The Metrolina Communications Alliance
An effective tool to support this mutual aid is to identify and form an organized group of public information stakeholders — public information officers, media relations experts, chief officers, community engagement coordinators — and hold regular meetings to coordinate and share information. In the Charlotte Mecklenburg Region we have such a group. It’s called the Metrolina Communications Alliance. The alliance meets every couple of months and has a very diverse make up of public and private sector membership. The alliance meets to review, share information, critique recent incidents and even train. Occasionally command staff for certain agencies will attend as guest speakers. Through candid, frank discussions alliance members discuss and share policies, tips and tricks of the trade. During the December meeting, Charlotte Fire shared a 32-page paper on how to use Social Media. The paper was produced by the Arlington Police Department, world renowned for their use of social media, and was very informative. Throughout the year, the alliance will plan training opportunities for members. Many of these opportunities are FEMA/DHS sponsored and Public Information Officer oriented. For example, for 2016 the alliance has JIS/JIC Course (Joint Information Systems/Joint Information Center) and the Basic Public Information Officer courses planned. The alliance is also working together with the PRSA of Charlotte (Public Relations Society of America) to schedule and study for the APR (Accreditation of Public Relations) exam.

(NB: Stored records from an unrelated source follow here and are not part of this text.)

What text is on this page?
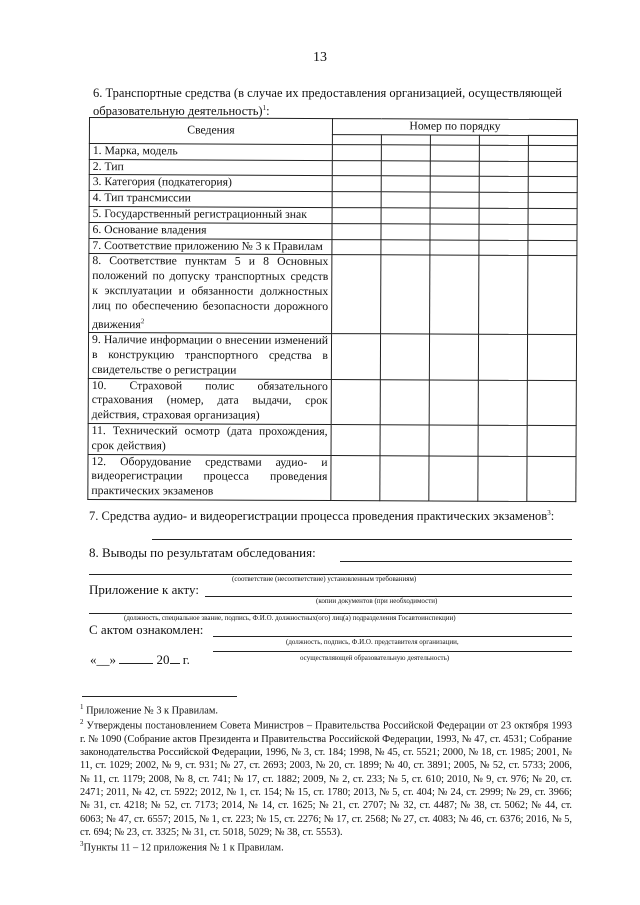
13
6. Транспортные средства (в случае их предоставления организацией, осуществляющей образовательную деятельность)$^1$:
Сведения	Номер по порядку				

1. Марка, модель					
2. Тип					
3. Категория (подкатегория)					
4. Тип трансмиссии					
5. Государственный регистрационный знак					
6. Основание владения					
7. Соответствие приложению № 3 к Правилам					
8. Соответствие пунктам 5 и 8 Основных положений по допуску транспортных средств к эксплуатации и обязанности должностных лиц по обеспечению безопасности дорожного движения$^2$					
9. Наличие информации о внесении изменений в конструкцию транспортного средства в свидетельстве о регистрации					
10. Страховой полис обязательного страхования (номер, дата выдачи, срок действия, страховая организация)					
11. Технический осмотр (дата прохождения, срок действия)					
12. Оборудование средствами аудио- и видеорегистрации процесса проведения практических экзаменов					
7. Средства аудио- и видеорегистрации процесса проведения практических экзаменов$^3$:
8. Выводы по результатам обследования:
(соответствие (несоответствие) установленным требованиям)
Приложение к акту:
(копии документов (при необходимости)
(должность, специальное звание, подпись, Ф.И.О. должностных(ого) лиц(а) подразделения Госавтоинспекции)
С актом ознакомлен:
(должность, подпись, Ф.И.О. представителя организации,
осуществляющей образовательную деятельность)
«__»	20 г.
$^1$ Приложение № 3 к Правилам.
$^2$ Утверждены постановлением Совета Министров – Правительства Российской Федерации от 23 октября 1993 г. № 1090 (Собрание актов Президента и Правительства Российской Федерации, 1993, № 47, ст. 4531; Собрание законодательства Российской Федерации, 1996, № 3, ст. 184; 1998, № 45, ст. 5521; 2000, № 18, ст. 1985; 2001, № 11, ст. 1029; 2002, № 9, ст. 931; № 27, ст. 2693; 2003, № 20, ст. 1899; № 40, ст. 3891; 2005, № 52, ст. 5733; 2006, № 11, ст. 1179; 2008, № 8, ст. 741; № 17, ст. 1882; 2009, № 2, ст. 233; № 5, ст. 610; 2010, № 9, ст. 976; № 20, ст. 2471; 2011, № 42, ст. 5922; 2012, № 1, ст. 154; № 15, ст. 1780; 2013, № 5, ст. 404; № 24, ст. 2999; № 29, ст. 3966; № 31, ст. 4218; № 52, ст. 7173; 2014, № 14, ст. 1625; № 21, ст. 2707; № 32, ст. 4487; № 38, ст. 5062; № 44, ст. 6063; № 47, ст. 6557; 2015, № 1, ст. 223; № 15, ст. 2276; № 17, ст. 2568; № 27, ст. 4083; № 46, ст. 6376; 2016, № 5, ст. 694; № 23, ст. 3325; № 31, ст. 5018, 5029; № 38, ст. 5553).
$^3$Пункты 11 – 12 приложения № 1 к Правилам.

Equally important, as learning alongside each other, is the exposure and experience the members of the alliance receive working together. This allows the team to be prepared if and when a crisis occurs. The alliance serves as a manpower pool or mutual aid that can respond to support the agency handling the crisis. Here in the Metrolina Communications Alliance we have pre-determined teams — an A, B, and C team — made up of members of the alliance that can deploy in a crisis situation and quickly set up and run a Joint Information Center in support of the primary Public Information Officer.

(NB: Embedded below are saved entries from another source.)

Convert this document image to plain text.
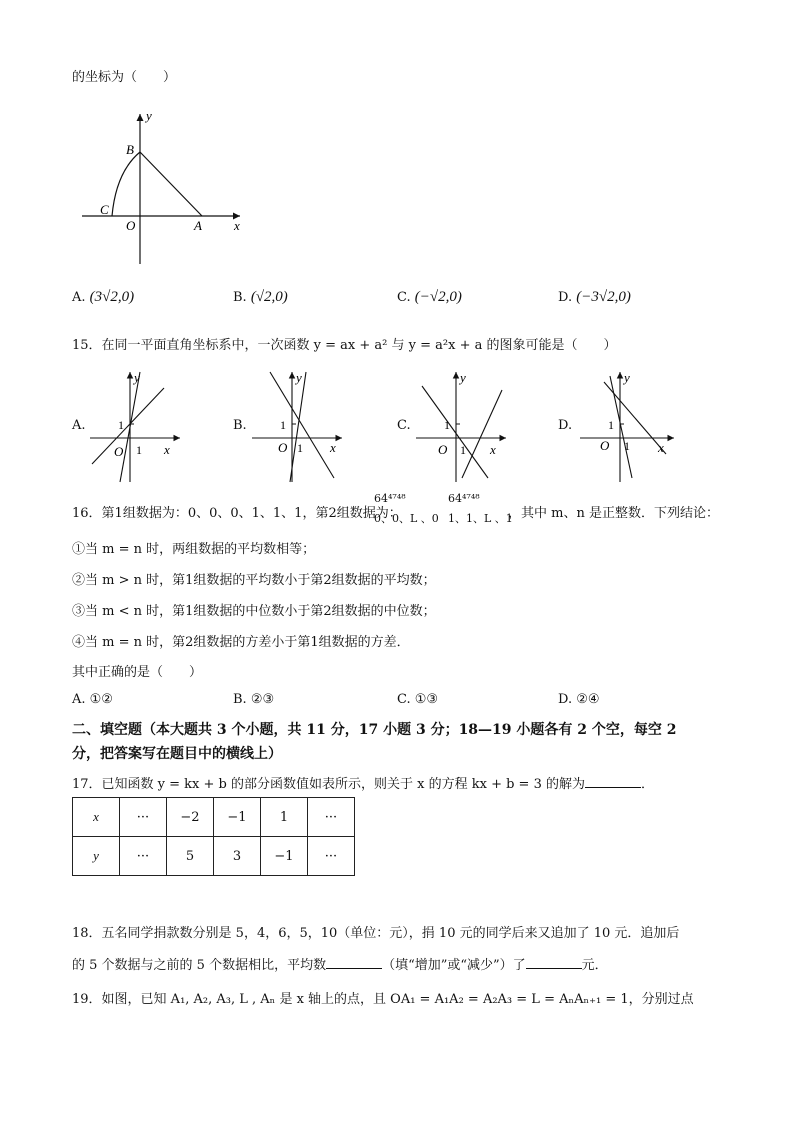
的坐标为（　　）
y
B
C
O	A x
A. (3√2,0)	B. (√2,0)	C. (−√2,0)	D. (−3√2,0)
15．在同一平面直角坐标系中，一次函数 y = ax + a² 与 y = a²x + a 的图象可能是（　　）
A.	B.	C.	D.
y
1
O 1 x
y
1
O 1 x
y
1
O 1 x
y
1
O 1 x
16．第1组数据为：0、0、0、1、1、1，第2组数据为：
64⁴⁷⁴⁸
0、0、L 、0
64⁴⁷⁴⁸
1、1、L 、1
，其中 m、n 是正整数．下列结论：
①当 m = n 时，两组数据的平均数相等；
②当 m > n 时，第1组数据的平均数小于第2组数据的平均数；
③当 m < n 时，第1组数据的中位数小于第2组数据的中位数；
④当 m = n 时，第2组数据的方差小于第1组数据的方差．
其中正确的是（　　）
A. ①②	B. ②③	C. ①③	D. ②④
二、填空题（本大题共 3 个小题，共 11 分，17 小题 3 分；18—19 小题各有 2 个空，每空 2
分，把答案写在题目中的横线上）
17．已知函数 y = kx + b 的部分函数值如表所示，则关于 x 的方程 kx + b = 3 的解为	．
x	···	−2	−1	1	···
y	···	5	3	−1	···
18．五名同学捐款数分别是 5，4，6，5，10（单位：元），捐 10 元的同学后来又追加了 10 元．追加后
的 5 个数据与之前的 5 个数据相比，平均数	（填“增加”或“减少”）了	元．
19．如图，已知 A₁, A₂, A₃, L , Aₙ 是 x 轴上的点，且 OA₁ = A₁A₂ = A₂A₃ = L = AₙAₙ₊₁ = 1，分别过点
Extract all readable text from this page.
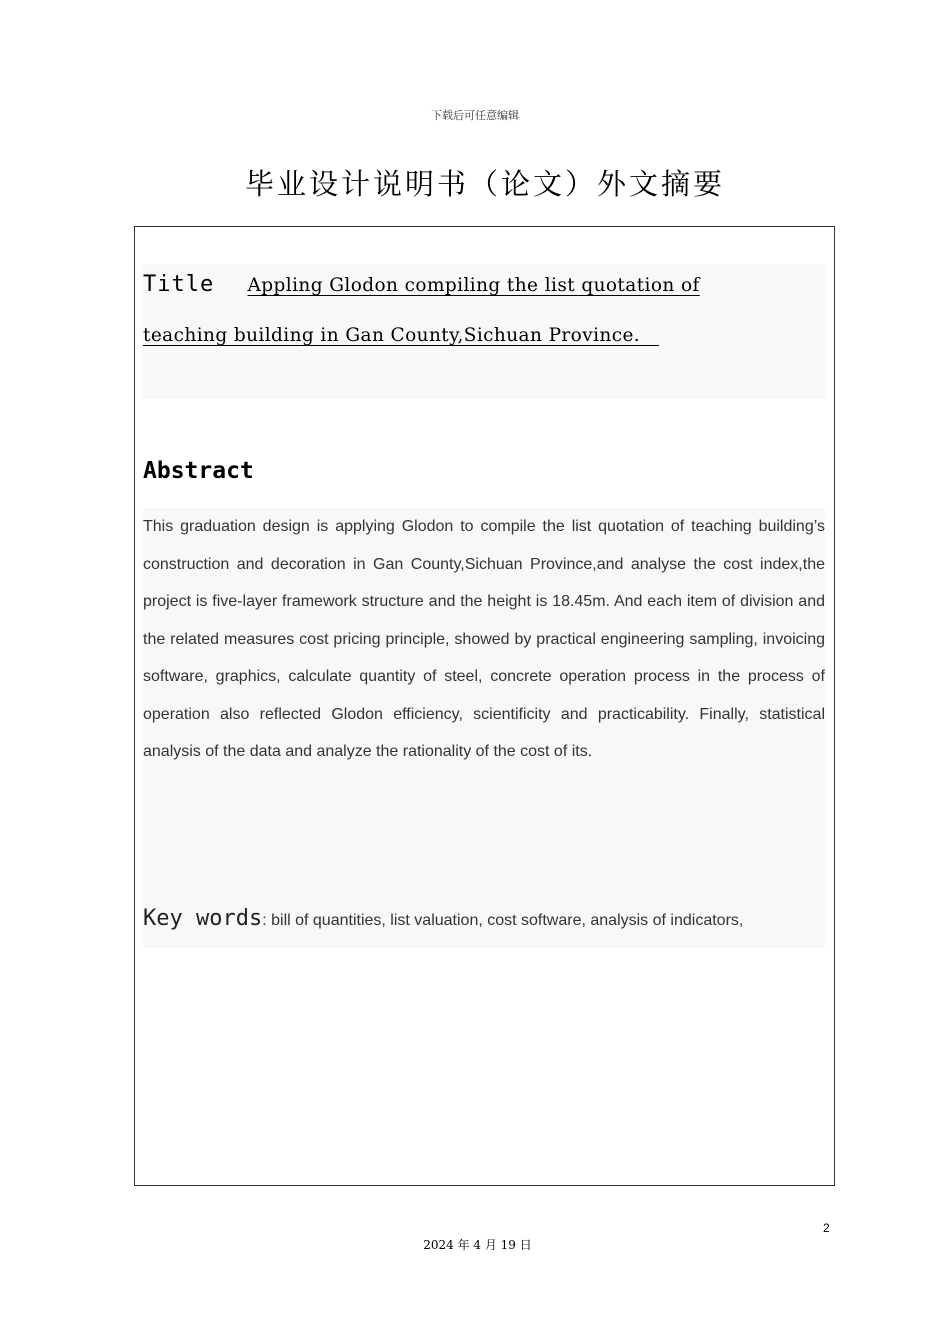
下载后可任意编辑
毕业设计说明书（论文）外文摘要
Title Appling Glodon compiling the list quotation of
teaching building in Gan County,Sichuan Province.
Abstract
This graduation design is applying Glodon to compile the list quotation of teaching building’s construction and decoration in Gan County,Sichuan Province,and analyse the cost index,the project is five-layer framework structure and the height is 18.45m. And each item of division and the related measures cost pricing principle, showed by practical engineering sampling, invoicing software, graphics, calculate quantity of steel, concrete operation process in the process of operation also reflected Glodon efficiency, scientificity and practicability. Finally, statistical analysis of the data and analyze the rationality of the cost of its.
Key words: bill of quantities, list valuation, cost software, analysis of indicators,
2
2024 年 4 月 19 日
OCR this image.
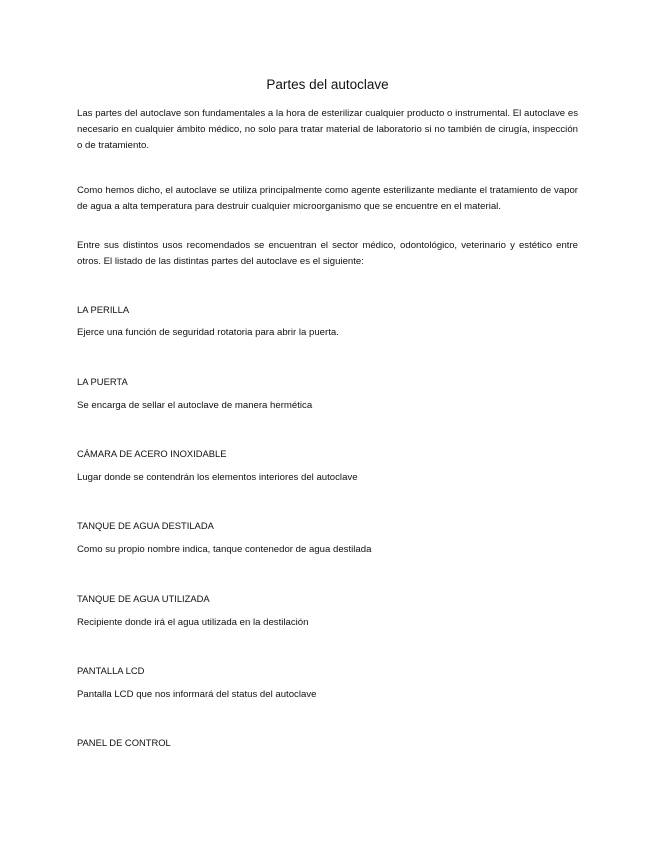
Partes del autoclave

Las partes del autoclave son fundamentales a la hora de esterilizar cualquier producto o instrumental. El autoclave es necesario en cualquier ámbito médico, no solo para tratar material de laboratorio si no también de cirugía, inspección o de tratamiento.

Como hemos dicho, el autoclave se utiliza principalmente como agente esterilizante mediante el tratamiento de vapor de agua a alta temperatura para destruir cualquier microorganismo que se encuentre en el material.

Entre sus distintos usos recomendados se encuentran el sector médico, odontológico, veterinario y estético entre otros. El listado de las distintas partes del autoclave es el siguiente:

LA PERILLA

Ejerce una función de seguridad rotatoria para abrir la puerta.

LA PUERTA

Se encarga de sellar el autoclave de manera hermética

CÁMARA DE ACERO INOXIDABLE

Lugar donde se contendrán los elementos interiores del autoclave

TANQUE DE AGUA DESTILADA

Como su propio nombre indica, tanque contenedor de agua destilada

TANQUE DE AGUA UTILIZADA

Recipiente donde irá el agua utilizada en la destilación

PANTALLA LCD

Pantalla LCD que nos informará del status del autoclave

PANEL DE CONTROL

Members of the Metrolina Communications Alliance include: Charlotte Fire Department, City of Charlotte. Huntersville Fire Department, Town of Huntersville, Charlotte Mecklenburg Police Department, MEDIC, Town of Davidson, Cornelius Police Department, Town of Cornelius, Charlotte Water Department, Char-Meck Storm Water Services, Charlotte Airport, Mecklenburg County, Mecklenburg County Sheriff’s Department, Charlotte-Mecklenburg School System, Town of Matthews, Piedmont Natural Gas, Mint Hill Police Department, NC Department of Transportation, Carolinas Healthcare, American Red Cross, Novant Health, Salvation Army and Duke Energy.
Bill Suthard is the Public Information Officer (PIO) for the Huntersville Fire Department. The Huntersville Fire Department is a three-station fire department covering 62 square miles in northern Mecklenburg County.